"Verrà un
giorno in cui…"
– minacciava fra Cristoforo parlando di don Rodrigo. E il
giorno, a scuola, è arrivato: i professori non possono più fare quello che
vogliono nelle aule. Una volta eri costretto al rispetto perchè avevano loro il
coltello dalla parte del manico. Ora l’ingegneria è cambiata, è migliorata: al
posto del coltello c’è il videotelefonino, e il tasto per fare clic ce l’hanno gli studenti. Peggio di
un manico di coltello. Youtube, il portale internet mondiale, sta diventando la
raccolta di video-choc filmati nella quotidianità della nostra scuola. Una
gloria per chi li firma, una vergogna per chi è beccato. In un liceo di Padova,
durante un compito, il professore se ne sta appisolato a sognare giorni
migliori (e gli studenti non se ne dispiacciono), a Lecce una maestra sfoggia
altri seni e tutt’altri coseni da quelli di geometrica memoria (e qui si che si
fa la ola mentre la maestra spiega –
come direbbe John Beer), altrove s’architettano spogliarelli didattici, note
pilotate per diventare famosi, azioni di vero depistaggio nei confronti di docenti
inermi.
Magnaromagna.it
definisce così la scuola: "Un luogo di massima tortura che si divide in
elementare, media inferiore, media superiore, a seconda del grado di cavolate
sparate dai professori.

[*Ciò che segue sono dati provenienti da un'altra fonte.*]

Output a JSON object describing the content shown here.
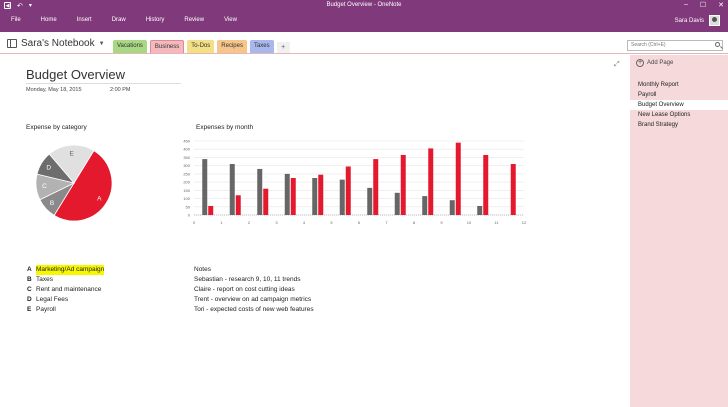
{
  "window": {
    "title": "Budget Overview - OneNote",
    "min": "–",
    "max": "☐",
    "close": "✕"
  },
  "quick_access": {
    "back": "◀",
    "undo": "↶",
    "dock": "▾"
  },
  "ribbon": {
    "tabs": [
      "File",
      "Home",
      "Insert",
      "Draw",
      "History",
      "Review",
      "View"
    ]
  },
  "user": {
    "name": "Sara Davis"
  },
  "notebook": {
    "name": "Sara's Notebook",
    "dropdown": "▼"
  },
  "sections": [
    {
      "label": "Vacations",
      "color": "#a9d884"
    },
    {
      "label": "Business",
      "color": "#f5b9bd"
    },
    {
      "label": "To-Dos",
      "color": "#f3df86"
    },
    {
      "label": "Recipes",
      "color": "#f7c58a"
    },
    {
      "label": "Taxes",
      "color": "#a8b8ec"
    }
  ],
  "add_section": "+",
  "search": {
    "placeholder": "Search (Ctrl+E)"
  },
  "expand_icon": "⤢",
  "page": {
    "title": "Budget Overview",
    "date": "Monday, May 18, 2015",
    "time": "2:00 PM"
  },
  "pie": {
    "title": "Expense by category",
    "slices": [
      {
        "key": "A",
        "share": 0.5,
        "color": "#e5192d"
      },
      {
        "key": "B",
        "share": 0.09,
        "color": "#8a8a8a"
      },
      {
        "key": "C",
        "share": 0.11,
        "color": "#b2b2b2"
      },
      {
        "key": "D",
        "share": 0.1,
        "color": "#6d6d6d"
      },
      {
        "key": "E",
        "share": 0.2,
        "color": "#e0e0e0"
      }
    ]
  },
  "legend": [
    {
      "key": "A",
      "label": "Marketing/Ad campaign",
      "highlight": true
    },
    {
      "key": "B",
      "label": "Taxes",
      "highlight": false
    },
    {
      "key": "C",
      "label": "Rent and maintenance",
      "highlight": false
    },
    {
      "key": "D",
      "label": "Legal Fees",
      "highlight": false
    },
    {
      "key": "E",
      "label": "Payroll",
      "highlight": false
    }
  ],
  "chart_data": {
    "type": "bar",
    "title": "Expenses by month",
    "categories": [
      "1",
      "2",
      "3",
      "4",
      "5",
      "6",
      "7",
      "8",
      "9",
      "10",
      "11",
      "12"
    ],
    "x_ticks": [
      "0",
      "1",
      "2",
      "3",
      "4",
      "5",
      "6",
      "7",
      "8",
      "9",
      "10",
      "11",
      "12"
    ],
    "y_ticks": [
      "0",
      "50",
      "100",
      "150",
      "200",
      "250",
      "300",
      "350",
      "400",
      "450"
    ],
    "ylim": [
      0,
      450
    ],
    "series": [
      {
        "name": "",
        "color": "#666666",
        "values": [
          340,
          310,
          280,
          250,
          225,
          215,
          165,
          135,
          115,
          90,
          55,
          0
        ]
      },
      {
        "name": "",
        "color": "#e5192d",
        "values": [
          55,
          120,
          160,
          225,
          245,
          295,
          340,
          365,
          405,
          440,
          365,
          310
        ]
      }
    ]
  },
  "notes": {
    "heading": "Notes",
    "lines": [
      "Sebastian - research 9, 10, 11 trends",
      "Claire - report on cost cutting ideas",
      "Trent - overview on ad campaign metrics",
      "Tori - expected costs of new web features"
    ]
  },
  "pagelist": {
    "add_label": "Add Page",
    "items": [
      "Monthly Report",
      "Payroll",
      "Budget Overview",
      "New Lease Options",
      "Brand Strategy"
    ],
    "active_index": 2
  }
}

E’ di solito situata in angoli remoti della Terra, da
cui è quasi impossibile scappare. Il motivo della sua fondazione è ancora a noi
sconosciuto".
Ma se il docente (quand’è sveglio) pensasse agli
alunni come a dei fuochi d’accendere invece che a dei vasi da riempire… sarebbe
la stessa musica? Serbo geloso nel cuore il mio docente di esegesi dell’Antico
Testamento. Insegnava l’ebraico e lo vedevi commuoversi, ingigantirsi, sentirsi
nano, rabbrividire, esplodere, innamorarsi, stupirsi…Vibrava la passione e la
miseria dell’uomo, parlava di Abramo e di Sara come se li avesse conosciuti, ti
gettava nella mischia della Scrittura Sacra. Fortuna, perché non è mai scontato
trovare nella vita maestri che si sforzino di saldare la terra al cielo, che
sappiano tessere con la poesia la quotidianità della loro fede, che sappiano
tradurre il loro genio con le parole semplici dei bambini, che sappiano, in
poche parole, far trasparire dalla povertà del linguaggio la ricchezza di una
fede millenaria.
Fuochi da
accendere! Al massimo con una lacrima, non con un pisolino!